The pool complex has undergone several expansions since its opening in 1964, at which time only the main pool and diving pool were complete. The main pool is of Olympic dimensions (50m by 17.5m), and is kept heated to 28.5 degrees Celsius. It can be divided by a moveable bulkhead into two 25m pools; The original diving pool, which is still in use, is 13m by 7.2m with two 1m boards, a 3m board and a high 5m platform. The learners' pool was completed and opened in 1965, and a small restaurant was added to the facilities in the same year. Between 1984 and 1990, two hydroslides were added to the complex, and additions to the learners pool to encourage young families were also made. The restaurant was removed in 1991, replaced by gym facilities, and the sun terrace was revamped, removing two trampolines which had been located there. The gym's facilities were extensively enlarged in 2006.

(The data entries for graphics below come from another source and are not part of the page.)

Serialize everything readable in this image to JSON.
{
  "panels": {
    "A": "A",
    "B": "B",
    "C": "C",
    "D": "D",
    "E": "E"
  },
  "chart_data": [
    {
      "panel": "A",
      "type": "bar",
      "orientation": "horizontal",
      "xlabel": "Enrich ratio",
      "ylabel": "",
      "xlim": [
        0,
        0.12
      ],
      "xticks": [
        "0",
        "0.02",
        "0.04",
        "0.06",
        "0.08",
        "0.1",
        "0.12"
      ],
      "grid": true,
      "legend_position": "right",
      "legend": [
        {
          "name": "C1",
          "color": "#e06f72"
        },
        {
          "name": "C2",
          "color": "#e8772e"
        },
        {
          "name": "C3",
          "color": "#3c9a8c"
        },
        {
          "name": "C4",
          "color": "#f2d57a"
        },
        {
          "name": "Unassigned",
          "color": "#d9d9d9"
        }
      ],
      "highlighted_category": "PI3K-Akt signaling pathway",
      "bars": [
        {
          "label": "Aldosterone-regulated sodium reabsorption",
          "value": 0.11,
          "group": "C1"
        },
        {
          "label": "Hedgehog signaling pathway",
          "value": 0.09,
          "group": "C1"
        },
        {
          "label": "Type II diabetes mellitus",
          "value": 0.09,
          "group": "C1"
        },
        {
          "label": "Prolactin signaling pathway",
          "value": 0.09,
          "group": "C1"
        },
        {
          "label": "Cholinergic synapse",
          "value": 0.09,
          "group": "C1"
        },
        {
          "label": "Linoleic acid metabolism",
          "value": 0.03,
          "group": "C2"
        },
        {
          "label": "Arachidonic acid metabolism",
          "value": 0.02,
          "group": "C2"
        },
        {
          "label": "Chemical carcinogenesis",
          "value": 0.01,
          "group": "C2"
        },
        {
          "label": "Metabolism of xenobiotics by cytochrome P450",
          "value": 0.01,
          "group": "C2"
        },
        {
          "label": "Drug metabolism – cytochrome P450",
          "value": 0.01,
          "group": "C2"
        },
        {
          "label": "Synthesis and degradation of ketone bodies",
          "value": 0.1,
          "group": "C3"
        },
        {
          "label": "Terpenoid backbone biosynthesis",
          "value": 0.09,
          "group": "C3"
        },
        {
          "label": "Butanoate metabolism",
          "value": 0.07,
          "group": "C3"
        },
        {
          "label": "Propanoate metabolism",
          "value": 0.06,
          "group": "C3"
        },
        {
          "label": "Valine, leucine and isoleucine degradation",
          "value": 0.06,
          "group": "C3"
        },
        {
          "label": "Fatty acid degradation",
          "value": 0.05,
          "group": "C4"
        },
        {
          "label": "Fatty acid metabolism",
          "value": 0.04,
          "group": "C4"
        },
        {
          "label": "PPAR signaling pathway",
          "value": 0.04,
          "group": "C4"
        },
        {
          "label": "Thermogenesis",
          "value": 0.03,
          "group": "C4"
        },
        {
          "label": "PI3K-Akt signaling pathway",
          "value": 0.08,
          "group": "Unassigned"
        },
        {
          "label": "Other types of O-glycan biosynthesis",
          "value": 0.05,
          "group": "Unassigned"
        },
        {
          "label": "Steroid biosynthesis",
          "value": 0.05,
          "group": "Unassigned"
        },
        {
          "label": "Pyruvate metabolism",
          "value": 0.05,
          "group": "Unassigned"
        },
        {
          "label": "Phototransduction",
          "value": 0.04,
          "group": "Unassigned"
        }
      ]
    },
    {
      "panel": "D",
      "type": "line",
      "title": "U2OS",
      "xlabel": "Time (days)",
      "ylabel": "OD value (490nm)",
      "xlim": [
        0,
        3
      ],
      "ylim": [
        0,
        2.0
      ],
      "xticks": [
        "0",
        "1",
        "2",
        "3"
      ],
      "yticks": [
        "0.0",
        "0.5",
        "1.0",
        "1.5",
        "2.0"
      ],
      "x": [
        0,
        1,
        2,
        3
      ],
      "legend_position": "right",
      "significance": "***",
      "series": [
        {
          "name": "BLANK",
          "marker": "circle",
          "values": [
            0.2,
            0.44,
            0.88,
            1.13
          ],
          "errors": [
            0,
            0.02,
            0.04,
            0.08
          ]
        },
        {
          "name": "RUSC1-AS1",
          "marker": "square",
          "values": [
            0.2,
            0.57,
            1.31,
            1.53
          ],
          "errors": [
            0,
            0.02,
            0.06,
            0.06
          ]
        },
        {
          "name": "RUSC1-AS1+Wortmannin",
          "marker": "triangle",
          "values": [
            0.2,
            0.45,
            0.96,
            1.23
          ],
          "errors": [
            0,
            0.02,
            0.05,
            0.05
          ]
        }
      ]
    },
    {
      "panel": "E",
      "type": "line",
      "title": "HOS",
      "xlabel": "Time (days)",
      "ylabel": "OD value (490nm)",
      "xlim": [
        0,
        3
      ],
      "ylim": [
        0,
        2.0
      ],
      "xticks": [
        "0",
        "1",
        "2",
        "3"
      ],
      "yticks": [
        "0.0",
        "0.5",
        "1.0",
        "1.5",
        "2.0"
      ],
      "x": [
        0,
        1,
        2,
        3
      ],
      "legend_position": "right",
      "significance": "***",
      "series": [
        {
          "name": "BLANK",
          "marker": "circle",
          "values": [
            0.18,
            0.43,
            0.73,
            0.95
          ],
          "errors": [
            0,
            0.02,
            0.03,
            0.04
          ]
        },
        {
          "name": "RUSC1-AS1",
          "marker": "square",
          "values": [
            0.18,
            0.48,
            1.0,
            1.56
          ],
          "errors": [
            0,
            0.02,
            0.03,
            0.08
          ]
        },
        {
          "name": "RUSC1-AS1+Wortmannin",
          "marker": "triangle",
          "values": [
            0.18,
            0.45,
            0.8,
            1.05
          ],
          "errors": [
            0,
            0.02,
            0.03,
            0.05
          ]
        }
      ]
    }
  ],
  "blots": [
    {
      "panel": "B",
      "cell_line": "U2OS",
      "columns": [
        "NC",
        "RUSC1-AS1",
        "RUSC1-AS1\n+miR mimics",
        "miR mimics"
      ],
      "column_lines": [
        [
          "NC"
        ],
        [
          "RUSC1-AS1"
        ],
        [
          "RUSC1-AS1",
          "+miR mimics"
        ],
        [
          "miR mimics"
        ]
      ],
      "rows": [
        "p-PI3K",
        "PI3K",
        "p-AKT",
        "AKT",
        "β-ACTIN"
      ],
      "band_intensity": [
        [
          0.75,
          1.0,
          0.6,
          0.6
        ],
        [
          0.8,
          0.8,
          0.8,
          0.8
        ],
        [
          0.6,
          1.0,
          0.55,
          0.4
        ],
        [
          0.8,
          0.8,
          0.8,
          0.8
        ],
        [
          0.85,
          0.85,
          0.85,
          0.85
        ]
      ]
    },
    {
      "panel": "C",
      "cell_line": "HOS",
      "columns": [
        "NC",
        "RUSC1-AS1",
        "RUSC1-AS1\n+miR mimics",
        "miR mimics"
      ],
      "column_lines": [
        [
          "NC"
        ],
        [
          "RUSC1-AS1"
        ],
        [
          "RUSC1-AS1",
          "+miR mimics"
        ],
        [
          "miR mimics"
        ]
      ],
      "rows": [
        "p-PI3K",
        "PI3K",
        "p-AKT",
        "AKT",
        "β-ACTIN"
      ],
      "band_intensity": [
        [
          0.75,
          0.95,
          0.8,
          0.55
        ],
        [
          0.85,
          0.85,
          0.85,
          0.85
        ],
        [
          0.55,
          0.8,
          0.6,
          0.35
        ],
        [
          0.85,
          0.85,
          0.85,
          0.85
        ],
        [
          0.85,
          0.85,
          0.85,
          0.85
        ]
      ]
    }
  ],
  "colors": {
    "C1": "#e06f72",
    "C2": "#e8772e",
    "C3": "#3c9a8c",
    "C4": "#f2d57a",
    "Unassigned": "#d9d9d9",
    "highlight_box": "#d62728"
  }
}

A major expansion to the complex in 2000–01 was undertaken under the supervision of city council architect Robert Tongue. This removed much of the sun terrace, replacing it with a wave pool and leisure complex, revamped and upgraded much of the complex's reception area, and extended the main pool complex with the addition of new, Olympic-standard, diving facilities. The new 25m by 14m dive/lap pool includes three platforms (10, 7.5, and 5 metre) and four springboards (two at 3 metres, two at one metre). When not in use for diving, this pool converts into six-lane lap pool.

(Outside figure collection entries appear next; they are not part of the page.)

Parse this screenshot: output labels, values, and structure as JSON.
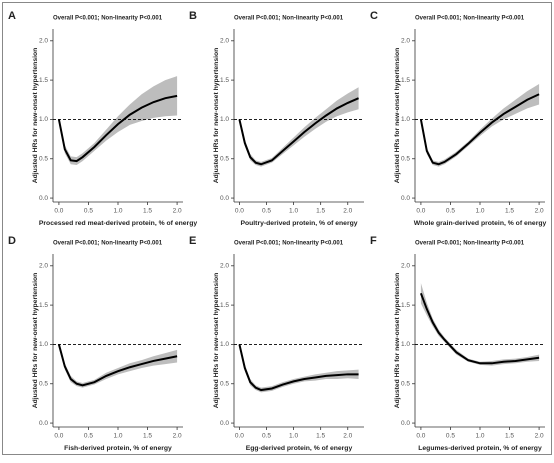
{
  "chart_data": [
    {
      "type": "line",
      "panel": "A",
      "title": "Overall P<0.001; Non-linearity P<0.001",
      "ylabel": "Adjusted HRs for new-onset hypertension",
      "xlabel": "Processed red meat-derived protein, % of energy",
      "x": [
        0,
        0.1,
        0.2,
        0.3,
        0.4,
        0.6,
        0.8,
        1.0,
        1.2,
        1.4,
        1.6,
        1.8,
        2.0
      ],
      "xlim": [
        -0.1,
        2.1
      ],
      "xticks": [
        {
          "value": 0,
          "label": "0.0"
        },
        {
          "value": 0.5,
          "label": "0.5"
        },
        {
          "value": 1,
          "label": "1.0"
        },
        {
          "value": 1.5,
          "label": "1.5"
        },
        {
          "value": 2,
          "label": "2.0"
        }
      ],
      "ylim": [
        -0.05,
        2.15
      ],
      "yticks": [
        {
          "value": 0,
          "label": "0.0"
        },
        {
          "value": 0.5,
          "label": "0.5"
        },
        {
          "value": 1,
          "label": "1.0"
        },
        {
          "value": 1.5,
          "label": "1.5"
        },
        {
          "value": 2,
          "label": "2.0"
        }
      ],
      "reference_line": 1,
      "band_color": "#bdbdbd",
      "series": [
        {
          "color": "#000000",
          "values": [
            1.0,
            0.62,
            0.48,
            0.47,
            0.52,
            0.65,
            0.8,
            0.94,
            1.06,
            1.15,
            1.22,
            1.27,
            1.3
          ],
          "lower": [
            1.0,
            0.57,
            0.43,
            0.42,
            0.47,
            0.6,
            0.73,
            0.84,
            0.93,
            0.98,
            1.02,
            1.04,
            1.05
          ],
          "upper": [
            1.0,
            0.67,
            0.53,
            0.52,
            0.57,
            0.7,
            0.87,
            1.04,
            1.19,
            1.32,
            1.42,
            1.5,
            1.55
          ]
        }
      ]
    },
    {
      "type": "line",
      "panel": "B",
      "title": "Overall P<0.001; Non-linearity P<0.001",
      "ylabel": "Adjusted HRs for new-onset hypertension",
      "xlabel": "Poultry-derived protein, % of energy",
      "x": [
        0,
        0.1,
        0.2,
        0.3,
        0.4,
        0.6,
        0.8,
        1.0,
        1.2,
        1.4,
        1.6,
        1.8,
        2.0,
        2.2
      ],
      "xlim": [
        -0.1,
        2.3
      ],
      "xticks": [
        {
          "value": 0,
          "label": "0.0"
        },
        {
          "value": 0.5,
          "label": "0.5"
        },
        {
          "value": 1,
          "label": "1.0"
        },
        {
          "value": 1.5,
          "label": "1.5"
        },
        {
          "value": 2,
          "label": "2.0"
        }
      ],
      "ylim": [
        -0.05,
        2.15
      ],
      "yticks": [
        {
          "value": 0,
          "label": "0.0"
        },
        {
          "value": 0.5,
          "label": "0.5"
        },
        {
          "value": 1,
          "label": "1.0"
        },
        {
          "value": 1.5,
          "label": "1.5"
        },
        {
          "value": 2,
          "label": "2.0"
        }
      ],
      "reference_line": 1,
      "band_color": "#bdbdbd",
      "series": [
        {
          "color": "#000000",
          "values": [
            1.0,
            0.7,
            0.52,
            0.45,
            0.43,
            0.48,
            0.6,
            0.72,
            0.84,
            0.95,
            1.05,
            1.14,
            1.21,
            1.27
          ],
          "lower": [
            1.0,
            0.66,
            0.48,
            0.42,
            0.4,
            0.45,
            0.56,
            0.67,
            0.78,
            0.88,
            0.97,
            1.04,
            1.09,
            1.13
          ],
          "upper": [
            1.0,
            0.74,
            0.56,
            0.48,
            0.46,
            0.51,
            0.64,
            0.77,
            0.9,
            1.02,
            1.13,
            1.24,
            1.33,
            1.41
          ]
        }
      ]
    },
    {
      "type": "line",
      "panel": "C",
      "title": "Overall P<0.001; Non-linearity P<0.001",
      "ylabel": "Adjusted HRs for new-onset hypertension",
      "xlabel": "Whole grain-derived protein, % of energy",
      "x": [
        0,
        0.1,
        0.2,
        0.3,
        0.4,
        0.6,
        0.8,
        1.0,
        1.2,
        1.4,
        1.6,
        1.8,
        2.0
      ],
      "xlim": [
        -0.1,
        2.1
      ],
      "xticks": [
        {
          "value": 0,
          "label": "0.0"
        },
        {
          "value": 0.5,
          "label": "0.5"
        },
        {
          "value": 1,
          "label": "1.0"
        },
        {
          "value": 1.5,
          "label": "1.5"
        },
        {
          "value": 2,
          "label": "2.0"
        }
      ],
      "ylim": [
        -0.05,
        2.15
      ],
      "yticks": [
        {
          "value": 0,
          "label": "0.0"
        },
        {
          "value": 0.5,
          "label": "0.5"
        },
        {
          "value": 1,
          "label": "1.0"
        },
        {
          "value": 1.5,
          "label": "1.5"
        },
        {
          "value": 2,
          "label": "2.0"
        }
      ],
      "reference_line": 1,
      "band_color": "#bdbdbd",
      "series": [
        {
          "color": "#000000",
          "values": [
            1.0,
            0.6,
            0.45,
            0.43,
            0.46,
            0.56,
            0.69,
            0.83,
            0.96,
            1.07,
            1.16,
            1.25,
            1.32
          ],
          "lower": [
            1.0,
            0.56,
            0.42,
            0.4,
            0.43,
            0.53,
            0.66,
            0.79,
            0.91,
            1.0,
            1.07,
            1.14,
            1.19
          ],
          "upper": [
            1.0,
            0.64,
            0.48,
            0.46,
            0.49,
            0.59,
            0.72,
            0.87,
            1.01,
            1.14,
            1.25,
            1.36,
            1.45
          ]
        }
      ]
    },
    {
      "type": "line",
      "panel": "D",
      "title": "Overall P<0.001; Non-linearity P<0.001",
      "ylabel": "Adjusted HRs for new-onset hypertension",
      "xlabel": "Fish-derived protein, % of energy",
      "x": [
        0,
        0.1,
        0.2,
        0.3,
        0.4,
        0.6,
        0.8,
        1.0,
        1.2,
        1.4,
        1.6,
        1.8,
        2.0
      ],
      "xlim": [
        -0.1,
        2.1
      ],
      "xticks": [
        {
          "value": 0,
          "label": "0.0"
        },
        {
          "value": 0.5,
          "label": "0.5"
        },
        {
          "value": 1,
          "label": "1.0"
        },
        {
          "value": 1.5,
          "label": "1.5"
        },
        {
          "value": 2,
          "label": "2.0"
        }
      ],
      "ylim": [
        -0.05,
        2.15
      ],
      "yticks": [
        {
          "value": 0,
          "label": "0.0"
        },
        {
          "value": 0.5,
          "label": "0.5"
        },
        {
          "value": 1,
          "label": "1.0"
        },
        {
          "value": 1.5,
          "label": "1.5"
        },
        {
          "value": 2,
          "label": "2.0"
        }
      ],
      "reference_line": 1,
      "band_color": "#bdbdbd",
      "series": [
        {
          "color": "#000000",
          "values": [
            1.0,
            0.72,
            0.56,
            0.5,
            0.48,
            0.52,
            0.6,
            0.66,
            0.71,
            0.75,
            0.79,
            0.82,
            0.85
          ],
          "lower": [
            1.0,
            0.68,
            0.52,
            0.47,
            0.45,
            0.49,
            0.56,
            0.62,
            0.66,
            0.7,
            0.73,
            0.75,
            0.77
          ],
          "upper": [
            1.0,
            0.76,
            0.6,
            0.53,
            0.51,
            0.55,
            0.64,
            0.7,
            0.76,
            0.8,
            0.85,
            0.89,
            0.93
          ]
        }
      ]
    },
    {
      "type": "line",
      "panel": "E",
      "title": "Overall P<0.001; Non-linearity P<0.001",
      "ylabel": "Adjusted HRs for new-onset hypertension",
      "xlabel": "Egg-derived protein, % of energy",
      "x": [
        0,
        0.1,
        0.2,
        0.3,
        0.4,
        0.6,
        0.8,
        1.0,
        1.2,
        1.4,
        1.6,
        1.8,
        2.0,
        2.2
      ],
      "xlim": [
        -0.1,
        2.3
      ],
      "xticks": [
        {
          "value": 0,
          "label": "0.0"
        },
        {
          "value": 0.5,
          "label": "0.5"
        },
        {
          "value": 1,
          "label": "1.0"
        },
        {
          "value": 1.5,
          "label": "1.5"
        },
        {
          "value": 2,
          "label": "2.0"
        }
      ],
      "ylim": [
        -0.05,
        2.15
      ],
      "yticks": [
        {
          "value": 0,
          "label": "0.0"
        },
        {
          "value": 0.5,
          "label": "0.5"
        },
        {
          "value": 1,
          "label": "1.0"
        },
        {
          "value": 1.5,
          "label": "1.5"
        },
        {
          "value": 2,
          "label": "2.0"
        }
      ],
      "reference_line": 1,
      "band_color": "#bdbdbd",
      "series": [
        {
          "color": "#000000",
          "values": [
            1.0,
            0.7,
            0.52,
            0.45,
            0.42,
            0.44,
            0.49,
            0.53,
            0.56,
            0.58,
            0.6,
            0.61,
            0.62,
            0.62
          ],
          "lower": [
            1.0,
            0.66,
            0.48,
            0.42,
            0.39,
            0.41,
            0.46,
            0.5,
            0.53,
            0.54,
            0.56,
            0.56,
            0.57,
            0.56
          ],
          "upper": [
            1.0,
            0.74,
            0.56,
            0.48,
            0.45,
            0.47,
            0.52,
            0.56,
            0.59,
            0.62,
            0.64,
            0.66,
            0.67,
            0.68
          ]
        }
      ]
    },
    {
      "type": "line",
      "panel": "F",
      "title": "Overall P<0.001; Non-linearity P<0.001",
      "ylabel": "Adjusted HRs for new-onset hypertension",
      "xlabel": "Legumes-derived protein, % of energy",
      "x": [
        0,
        0.1,
        0.2,
        0.3,
        0.4,
        0.5,
        0.6,
        0.8,
        1.0,
        1.2,
        1.4,
        1.6,
        1.8,
        2.0
      ],
      "xlim": [
        -0.1,
        2.1
      ],
      "xticks": [
        {
          "value": 0,
          "label": "0.0"
        },
        {
          "value": 0.5,
          "label": "0.5"
        },
        {
          "value": 1,
          "label": "1.0"
        },
        {
          "value": 1.5,
          "label": "1.5"
        },
        {
          "value": 2,
          "label": "2.0"
        }
      ],
      "ylim": [
        -0.05,
        2.15
      ],
      "yticks": [
        {
          "value": 0,
          "label": "0.0"
        },
        {
          "value": 0.5,
          "label": "0.5"
        },
        {
          "value": 1,
          "label": "1.0"
        },
        {
          "value": 1.5,
          "label": "1.5"
        },
        {
          "value": 2,
          "label": "2.0"
        }
      ],
      "reference_line": 1,
      "band_color": "#bdbdbd",
      "series": [
        {
          "color": "#000000",
          "values": [
            1.65,
            1.45,
            1.28,
            1.15,
            1.06,
            0.98,
            0.9,
            0.8,
            0.76,
            0.76,
            0.78,
            0.79,
            0.81,
            0.83
          ],
          "lower": [
            1.52,
            1.37,
            1.23,
            1.11,
            1.03,
            0.95,
            0.87,
            0.78,
            0.74,
            0.73,
            0.75,
            0.76,
            0.78,
            0.79
          ],
          "upper": [
            1.78,
            1.53,
            1.33,
            1.19,
            1.09,
            1.01,
            0.93,
            0.82,
            0.78,
            0.79,
            0.81,
            0.82,
            0.84,
            0.87
          ]
        }
      ]
    }
  ]
}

Moana Pool has been used for regional and national championships in swimming, diving, and water polo, and is a regular host of the New Zealand Masters' Games, which are held in Dunedin every two years.

Two of the pools within the Moana Pool complex were renamed in November 2010 to honour double-Olympic gold medallist Danyon Loader and noted coach Duncan Laing, who spent much of their careers training and working at Moana Pool.